When using API-invoked Runtime, AI Defense applies your rules or policy to check for content violations, but it does not block prompts or responses. Instead, AI Defense returns a response to your API call, and your application can take action based on the response. Important: When you evaluate specific rules rather than a policy, violations are reported only in the API response, and no events are posted to the event log! See "Invoke API-based Runtime protection," below, for details.

If you wish to have AI Defense automatically monitor prompts and responses inline and block those deemed unsafe, see instead the Runtime Gateway and Multicloud Defense approaches for runtime protection.

Set up API-based Runtime protection

To use API-invoked Runtime, you will set up an application and connection that correspond to your LLM's endpoint, set a policy on that connection, get the API token for the connection, and use the API token to call the Inspection API to evaluate each prompt and response that you wish to inspect.

To set this up:

  1. Create an API-style application in AI Defense UI:

    1. In AI Defense, click Applications.

    2. In the Applications page, click Add Application.

    3. Specify a Name for the application, choose API to specify that this runtime protection will be invoked per prompt by calling the AI Defense Inspection API endpoint.
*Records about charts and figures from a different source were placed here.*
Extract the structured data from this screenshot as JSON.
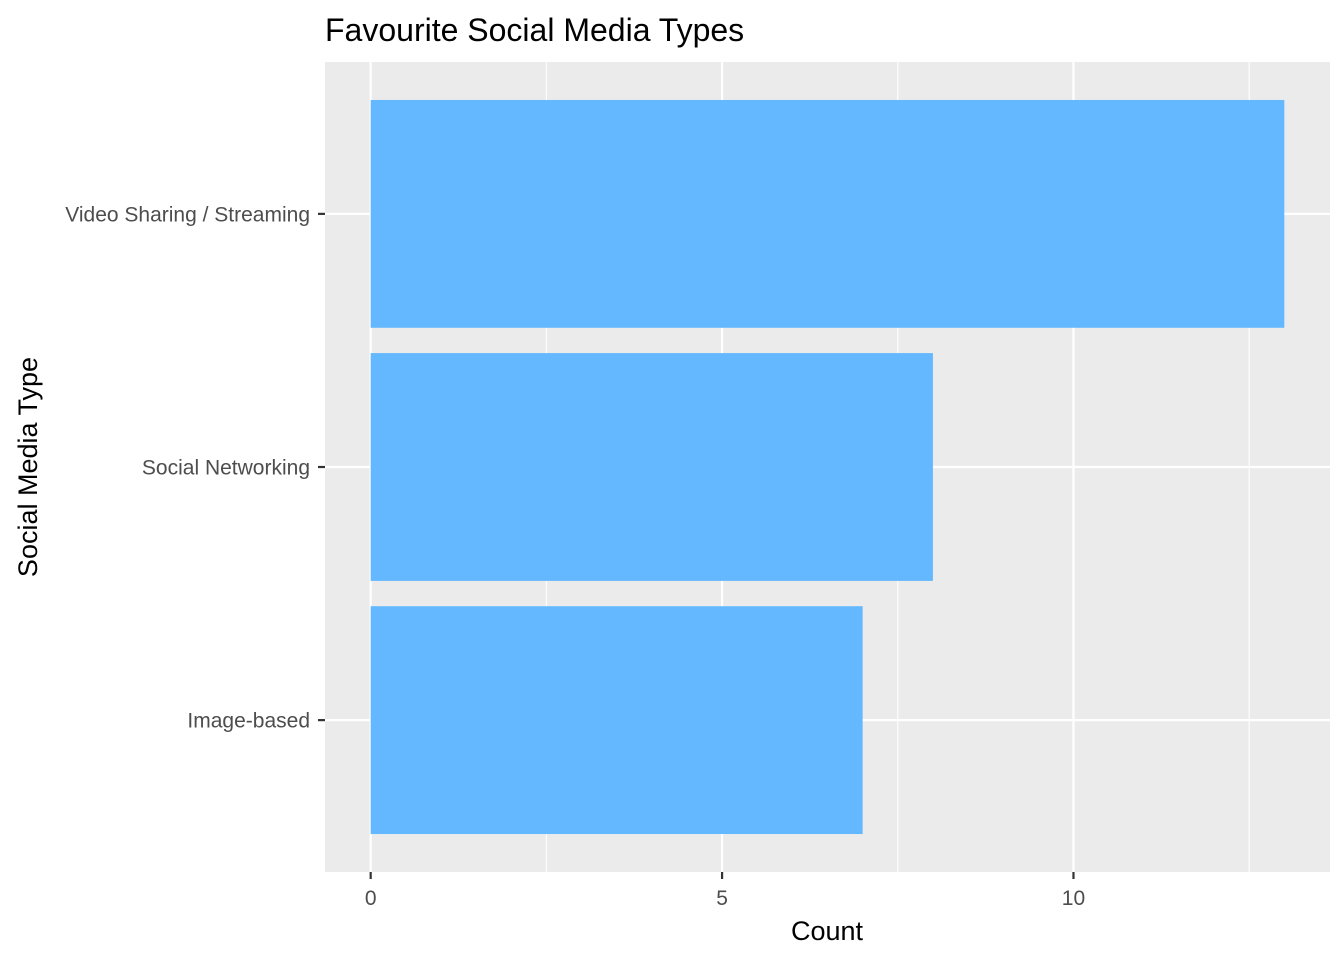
{
  "chart_data": {
    "type": "bar",
    "orientation": "horizontal",
    "title": "Favourite Social Media Types",
    "xlabel": "Count",
    "ylabel": "Social Media Type",
    "categories": [
      "Image-based",
      "Social Networking",
      "Video Sharing / Streaming"
    ],
    "values": [
      7,
      8,
      13
    ],
    "xlim": [
      -0.65,
      13.65
    ],
    "x_ticks": [
      0,
      5,
      10
    ],
    "x_tick_labels": [
      "0",
      "5",
      "10"
    ],
    "grid": true,
    "legend": "none",
    "colors": {
      "bar": "#63b8ff",
      "panel_background": "#ebebeb",
      "grid": "#ffffff",
      "tick_text": "#4d4d4d",
      "tick_mark": "#333333"
    }
  }
}
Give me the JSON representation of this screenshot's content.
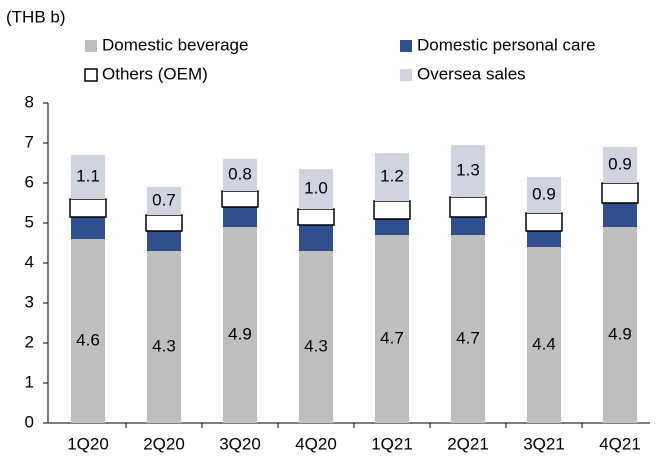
{
  "chart_data": {
    "type": "stacked_bar",
    "y_axis_label": "(THB b)",
    "categories": [
      "1Q20",
      "2Q20",
      "3Q20",
      "4Q20",
      "1Q21",
      "2Q21",
      "3Q21",
      "4Q21"
    ],
    "series": [
      {
        "name": "Domestic beverage",
        "color": "#bfbfbf",
        "values": [
          4.6,
          4.3,
          4.9,
          4.3,
          4.7,
          4.7,
          4.4,
          4.9
        ],
        "value_labels": [
          "4.6",
          "4.3",
          "4.9",
          "4.3",
          "4.7",
          "4.7",
          "4.4",
          "4.9"
        ]
      },
      {
        "name": "Domestic personal care",
        "color": "#2f4f8f",
        "values": [
          0.55,
          0.5,
          0.5,
          0.65,
          0.4,
          0.45,
          0.4,
          0.6
        ]
      },
      {
        "name": "Others (OEM)",
        "color": "#ffffff",
        "values": [
          0.45,
          0.4,
          0.4,
          0.4,
          0.45,
          0.5,
          0.45,
          0.5
        ]
      },
      {
        "name": "Oversea sales",
        "color": "#d0d4e0",
        "values": [
          1.1,
          0.7,
          0.8,
          1.0,
          1.2,
          1.3,
          0.9,
          0.9
        ],
        "value_labels": [
          "1.1",
          "0.7",
          "0.8",
          "1.0",
          "1.2",
          "1.3",
          "0.9",
          "0.9"
        ]
      }
    ],
    "ylim": [
      0,
      8
    ],
    "yticks": [
      0,
      1,
      2,
      3,
      4,
      5,
      6,
      7,
      8
    ],
    "grid": false
  }
}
Add a Description if desired, and click Continue.


     

    The application serves as a centralized entity that organizes and manages your protected apps within the Applications tab, providing a unified view across all deployment approaches in AI Defense.

  2. In the application, create a connection:

    1. Open the API Connections page for your application (if needed, click the pencil icon in the Applications list to edit the application and show the API Connections page).

    2. Click Add Connection.

    3. Give your connection a name and click Add connection.

  3. Get the AI Defense API key for your connection:

    1. The Add API key page appears. Give the token an API key name and choose its Expire on date or set it to Never Expire.

    2. Click Generate API Key.

    3. Copy this token and save it to a secure location. You will not be able to see the token again after you close this page. You will use this token to make requests of the AI Defense Inspection API endpoint.

  4. Add a policy to the connection. This is required. The policy specifies which AI safety rules will be enforced for this connection. Note that this policy will only be used if no rules are specified in the enabled_rules parameter of the API call.


 

If your AI application calls a model via a Multicloud Defense Gateway, then it will use only the policy defined in Multicloud Defense as a Guardrails Profile, and not an AI Defense policy. See Policy for more details.

Your setup is complete. See the next section for tips on inspecting prompts and responses.

Invoke API-based Runtime protection

You can evaluate prompts and responses by calling the AI Defense Inspection API endpoint, inspect/chat using the API key you generated above:

  • To evaluate content's compliance with your policy, leave the enabled_rules parameter empty in the inspect/chat API call. Violations will be reported in the API response and will generate an event in the event log. See Monitor AI Threats and Events.

  • To evaluate content's compliance with specific rules, specify the rules in the enabled_rules parameter of the inspect/chat API call. Violations will be reported in the API response only. Important: No event will be generated in the event log!